Gates' booking agent, Keppler Associates in Arlington, says Gates has done about 20 talks since last year - sometimes alone, sometimes paired with an adversary like Nadine Strossen, national president of the American Civil Liberties Union, whom he debated at W&L Thursday night.
Asked Thursday how he felt about profiting from his notoriety, he said, "I love it."
He added, "I don't know that I'm profiting from that. I have a radio show. I'm not sure I wouldn't have had that anyway."
But, he said, "There's no question I have more notoriety because of" the Rodney King beating and the riots.
Gates had little to say about King, but he was critical of the police sergeant at the scene. Stacey Koon "failed miserably. He did not take control of the situation."
W&L students and staff said they weren't too bothered that they were paying $5,000 to the law officer who once said that more blacks than whites died in LA police choke holds because arteries in the necks of black people "do not open up as fast as they do on normal people."
"Unfortunately, it's a function of our market economy," said Laura Anderson, a leader of the Black Law Students Association, a debate sponsor.
He's worth his fee, she said, if students come out to hear him and give some thought to civil liberties.
However, Rep. Maxine Waters of Los Angeles, who was critical of Gates last year, suggested that Gates "take that honorarium and contribute it to a community-based organization in South Central LA working against the kind of police abuse that he fostered while chief of the LAPD."
Gates was well-known in police circles long before Rodney King. He was with the LAPD 43 years, the last 14 as chief.

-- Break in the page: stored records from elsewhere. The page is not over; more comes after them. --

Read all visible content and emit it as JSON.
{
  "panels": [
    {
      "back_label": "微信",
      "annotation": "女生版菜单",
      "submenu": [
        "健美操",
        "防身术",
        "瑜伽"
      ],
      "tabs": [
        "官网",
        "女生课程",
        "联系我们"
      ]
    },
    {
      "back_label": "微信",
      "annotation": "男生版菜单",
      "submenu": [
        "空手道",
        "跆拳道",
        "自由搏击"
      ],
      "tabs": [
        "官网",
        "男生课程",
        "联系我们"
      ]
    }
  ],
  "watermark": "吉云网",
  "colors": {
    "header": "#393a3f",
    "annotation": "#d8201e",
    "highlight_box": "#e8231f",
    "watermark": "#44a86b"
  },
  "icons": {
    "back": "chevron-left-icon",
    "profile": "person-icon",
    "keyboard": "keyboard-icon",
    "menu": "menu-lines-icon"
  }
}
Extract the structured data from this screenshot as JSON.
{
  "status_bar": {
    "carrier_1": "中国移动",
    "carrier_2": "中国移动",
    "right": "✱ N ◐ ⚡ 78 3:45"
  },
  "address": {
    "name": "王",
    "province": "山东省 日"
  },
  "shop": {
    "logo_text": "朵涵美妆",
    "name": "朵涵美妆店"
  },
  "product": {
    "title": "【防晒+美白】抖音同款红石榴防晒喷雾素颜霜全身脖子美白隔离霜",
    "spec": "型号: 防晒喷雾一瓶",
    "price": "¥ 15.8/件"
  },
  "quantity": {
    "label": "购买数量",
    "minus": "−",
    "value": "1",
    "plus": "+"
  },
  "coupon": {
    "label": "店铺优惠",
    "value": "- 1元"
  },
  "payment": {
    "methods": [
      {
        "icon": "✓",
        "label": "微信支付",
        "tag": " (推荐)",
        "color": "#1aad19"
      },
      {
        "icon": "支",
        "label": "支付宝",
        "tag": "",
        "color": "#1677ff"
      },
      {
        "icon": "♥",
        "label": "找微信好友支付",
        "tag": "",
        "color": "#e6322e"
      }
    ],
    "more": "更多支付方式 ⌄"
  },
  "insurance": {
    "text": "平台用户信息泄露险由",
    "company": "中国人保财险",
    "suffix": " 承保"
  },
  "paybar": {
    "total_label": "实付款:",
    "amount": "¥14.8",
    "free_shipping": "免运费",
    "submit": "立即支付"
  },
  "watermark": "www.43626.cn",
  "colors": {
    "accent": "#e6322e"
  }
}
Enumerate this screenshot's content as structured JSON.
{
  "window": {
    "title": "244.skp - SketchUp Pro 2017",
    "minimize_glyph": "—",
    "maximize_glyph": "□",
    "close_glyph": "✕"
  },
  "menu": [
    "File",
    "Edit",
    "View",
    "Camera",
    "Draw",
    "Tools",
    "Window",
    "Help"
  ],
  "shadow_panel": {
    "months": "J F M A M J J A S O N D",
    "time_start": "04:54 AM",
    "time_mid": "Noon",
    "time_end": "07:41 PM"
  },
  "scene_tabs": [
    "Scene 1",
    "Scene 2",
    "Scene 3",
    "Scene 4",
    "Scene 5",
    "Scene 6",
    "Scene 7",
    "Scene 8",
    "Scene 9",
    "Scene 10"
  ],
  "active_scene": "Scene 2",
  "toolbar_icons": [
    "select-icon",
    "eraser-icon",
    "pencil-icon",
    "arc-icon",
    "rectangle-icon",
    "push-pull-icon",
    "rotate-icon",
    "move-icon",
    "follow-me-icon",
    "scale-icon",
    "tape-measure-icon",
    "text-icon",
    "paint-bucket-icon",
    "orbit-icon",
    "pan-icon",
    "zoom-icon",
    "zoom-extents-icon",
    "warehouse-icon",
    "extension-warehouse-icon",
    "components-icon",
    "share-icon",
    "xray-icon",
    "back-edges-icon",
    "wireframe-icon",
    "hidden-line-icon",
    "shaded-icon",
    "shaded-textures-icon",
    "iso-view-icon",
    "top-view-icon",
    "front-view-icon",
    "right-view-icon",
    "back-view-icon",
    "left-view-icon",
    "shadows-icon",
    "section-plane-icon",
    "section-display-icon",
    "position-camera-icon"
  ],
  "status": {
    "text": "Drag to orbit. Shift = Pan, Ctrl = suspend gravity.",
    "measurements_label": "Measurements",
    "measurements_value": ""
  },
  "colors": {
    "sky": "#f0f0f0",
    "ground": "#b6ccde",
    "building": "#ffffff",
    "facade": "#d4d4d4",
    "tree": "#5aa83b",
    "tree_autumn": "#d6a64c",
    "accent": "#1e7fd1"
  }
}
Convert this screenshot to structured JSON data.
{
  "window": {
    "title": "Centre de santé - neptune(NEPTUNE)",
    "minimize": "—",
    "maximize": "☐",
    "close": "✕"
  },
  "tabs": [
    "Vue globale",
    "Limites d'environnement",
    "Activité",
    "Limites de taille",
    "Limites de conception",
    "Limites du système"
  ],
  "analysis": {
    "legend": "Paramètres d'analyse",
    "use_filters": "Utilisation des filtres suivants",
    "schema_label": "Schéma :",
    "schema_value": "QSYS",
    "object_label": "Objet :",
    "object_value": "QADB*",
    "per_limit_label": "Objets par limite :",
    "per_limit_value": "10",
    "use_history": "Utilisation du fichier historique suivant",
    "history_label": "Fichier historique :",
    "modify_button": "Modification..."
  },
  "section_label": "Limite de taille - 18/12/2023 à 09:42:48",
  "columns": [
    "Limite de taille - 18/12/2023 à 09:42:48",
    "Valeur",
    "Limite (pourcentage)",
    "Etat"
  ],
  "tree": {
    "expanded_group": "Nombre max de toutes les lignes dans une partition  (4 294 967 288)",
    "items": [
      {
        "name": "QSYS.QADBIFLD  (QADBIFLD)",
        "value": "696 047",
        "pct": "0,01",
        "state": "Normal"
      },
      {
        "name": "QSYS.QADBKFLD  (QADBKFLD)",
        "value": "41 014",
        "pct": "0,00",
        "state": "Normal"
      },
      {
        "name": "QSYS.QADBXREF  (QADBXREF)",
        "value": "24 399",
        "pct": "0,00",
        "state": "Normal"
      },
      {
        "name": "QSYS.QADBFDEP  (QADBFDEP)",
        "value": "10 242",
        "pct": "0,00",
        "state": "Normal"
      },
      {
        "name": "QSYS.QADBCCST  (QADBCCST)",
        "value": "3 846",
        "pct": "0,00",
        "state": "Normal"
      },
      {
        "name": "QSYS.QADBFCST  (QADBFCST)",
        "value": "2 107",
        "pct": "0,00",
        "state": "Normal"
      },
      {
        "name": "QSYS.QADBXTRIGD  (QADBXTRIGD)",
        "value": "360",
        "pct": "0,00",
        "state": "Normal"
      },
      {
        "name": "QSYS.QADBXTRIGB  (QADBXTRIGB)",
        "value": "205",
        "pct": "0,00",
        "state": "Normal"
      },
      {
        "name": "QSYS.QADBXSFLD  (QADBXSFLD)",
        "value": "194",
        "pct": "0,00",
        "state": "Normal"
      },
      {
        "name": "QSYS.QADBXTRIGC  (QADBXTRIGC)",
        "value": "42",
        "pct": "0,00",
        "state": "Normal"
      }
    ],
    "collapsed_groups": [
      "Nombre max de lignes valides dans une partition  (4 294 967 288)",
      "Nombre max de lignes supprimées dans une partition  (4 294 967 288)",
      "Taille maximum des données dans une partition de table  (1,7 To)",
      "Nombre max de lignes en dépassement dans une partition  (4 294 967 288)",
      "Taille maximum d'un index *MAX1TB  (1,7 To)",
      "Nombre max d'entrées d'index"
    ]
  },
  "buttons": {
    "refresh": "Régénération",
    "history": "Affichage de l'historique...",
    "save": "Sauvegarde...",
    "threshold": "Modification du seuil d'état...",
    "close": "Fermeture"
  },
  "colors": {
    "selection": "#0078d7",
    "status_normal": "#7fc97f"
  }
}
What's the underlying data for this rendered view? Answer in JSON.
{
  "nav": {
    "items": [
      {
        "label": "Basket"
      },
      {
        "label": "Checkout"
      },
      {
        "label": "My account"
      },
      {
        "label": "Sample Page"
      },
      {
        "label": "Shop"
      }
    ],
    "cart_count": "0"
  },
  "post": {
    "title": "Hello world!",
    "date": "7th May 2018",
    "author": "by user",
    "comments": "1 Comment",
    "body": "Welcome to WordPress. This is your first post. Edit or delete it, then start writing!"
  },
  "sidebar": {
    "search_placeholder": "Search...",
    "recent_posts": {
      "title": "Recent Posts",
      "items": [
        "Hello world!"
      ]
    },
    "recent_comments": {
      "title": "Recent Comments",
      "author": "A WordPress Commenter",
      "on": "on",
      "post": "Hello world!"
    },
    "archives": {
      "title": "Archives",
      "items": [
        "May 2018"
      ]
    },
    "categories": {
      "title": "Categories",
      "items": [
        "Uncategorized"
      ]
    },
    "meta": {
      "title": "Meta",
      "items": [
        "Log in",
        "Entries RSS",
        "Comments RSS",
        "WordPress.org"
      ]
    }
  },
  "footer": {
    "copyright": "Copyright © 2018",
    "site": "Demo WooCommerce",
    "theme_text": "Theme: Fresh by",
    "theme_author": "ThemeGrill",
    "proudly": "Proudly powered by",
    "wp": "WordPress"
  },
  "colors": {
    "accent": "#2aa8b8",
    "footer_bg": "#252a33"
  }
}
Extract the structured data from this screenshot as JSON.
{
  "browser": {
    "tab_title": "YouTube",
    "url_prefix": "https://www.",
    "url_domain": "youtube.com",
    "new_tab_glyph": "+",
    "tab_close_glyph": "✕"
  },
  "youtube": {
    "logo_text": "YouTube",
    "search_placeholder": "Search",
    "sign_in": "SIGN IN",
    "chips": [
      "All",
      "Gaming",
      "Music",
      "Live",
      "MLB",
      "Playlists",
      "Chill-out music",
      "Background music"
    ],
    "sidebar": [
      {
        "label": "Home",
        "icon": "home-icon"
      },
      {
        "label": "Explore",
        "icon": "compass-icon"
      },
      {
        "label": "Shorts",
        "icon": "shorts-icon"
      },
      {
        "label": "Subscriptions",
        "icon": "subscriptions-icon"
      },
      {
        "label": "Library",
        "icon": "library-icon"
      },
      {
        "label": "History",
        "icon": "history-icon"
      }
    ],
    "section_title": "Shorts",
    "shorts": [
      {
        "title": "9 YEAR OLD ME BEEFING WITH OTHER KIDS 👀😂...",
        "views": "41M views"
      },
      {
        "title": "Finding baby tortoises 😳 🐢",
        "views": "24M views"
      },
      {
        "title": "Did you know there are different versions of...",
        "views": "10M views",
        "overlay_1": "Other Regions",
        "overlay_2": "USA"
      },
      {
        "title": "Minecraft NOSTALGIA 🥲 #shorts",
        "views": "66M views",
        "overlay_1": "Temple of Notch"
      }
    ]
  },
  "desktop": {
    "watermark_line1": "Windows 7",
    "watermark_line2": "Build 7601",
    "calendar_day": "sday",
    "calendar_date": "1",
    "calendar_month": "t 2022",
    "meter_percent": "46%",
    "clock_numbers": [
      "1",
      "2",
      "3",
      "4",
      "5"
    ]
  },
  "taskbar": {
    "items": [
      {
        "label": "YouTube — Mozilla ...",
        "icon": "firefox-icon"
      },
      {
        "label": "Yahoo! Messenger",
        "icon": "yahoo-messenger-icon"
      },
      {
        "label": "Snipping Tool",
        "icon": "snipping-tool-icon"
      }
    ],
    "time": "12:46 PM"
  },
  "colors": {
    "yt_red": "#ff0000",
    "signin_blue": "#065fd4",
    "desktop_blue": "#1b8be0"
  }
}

He pioneered SWAT teams, the "Special Weapons and Tactics" crews of high-powered marksmen who now burst in on barricaded criminals around the country.
And Gates is said to be the man who thought up the DARE program, or Drug Abuse Resistance Education. It takes anti-drug education into schools in every state and several foreign countries.
But Andrew Schneider, the undergraduate president of another debate sponsor, W&L's chapter of the American Civil Liberties Union, said that without the violence in LA, Gates probably wouldn't be speaking at W&L.
"I don't think he would be getting $5,000 and flying out first class," said Schneider, who arranged the debate. He said Gates' contract calls for first-class flights only.
Schneider was disappointed last year that W&L had no racial awareness workshops during the riots.
On one of the riot days, he said, a W&L fraternity dressed up in Confederate uniforms and held its annual "Sons of the South" parade.
Schneider vowed to organize a consciousness-raising program for the riots' one-year anniversary - "to at least make up for the year that we did nothing.
Strossen, a professor at the New York Law School, debated Gates at three other universities last fall.
Her more frequent sparring partner on law-and-order issues, former U.S. Attorney General Edwin Meese, is a better debater than Gates, she said. But, she said, she and Meese are lawyers; Gates isn't.
Strossen likes doing battle with conservatives. They draw big crowds. She reaches people she wouldn't if she were at the podium alone.
Has she gotten to know Gates on their road trips?
"I bridle at that," she said of the phrase "road trips." "It sounds so intimate."
No, she said, she doesn't know him well. "Not that he is at all unfriendly."
She usually goes out for beers with local ACLU members after a debate. Gates, she said, never wants to come along.
Schneider said Strossen was paid $3,000 for the debate. She picked up another $1,000 for an afternoon panel on neighboring Virginia Military Institute's all-male status.
And, Schneider said, Strossen flies coach.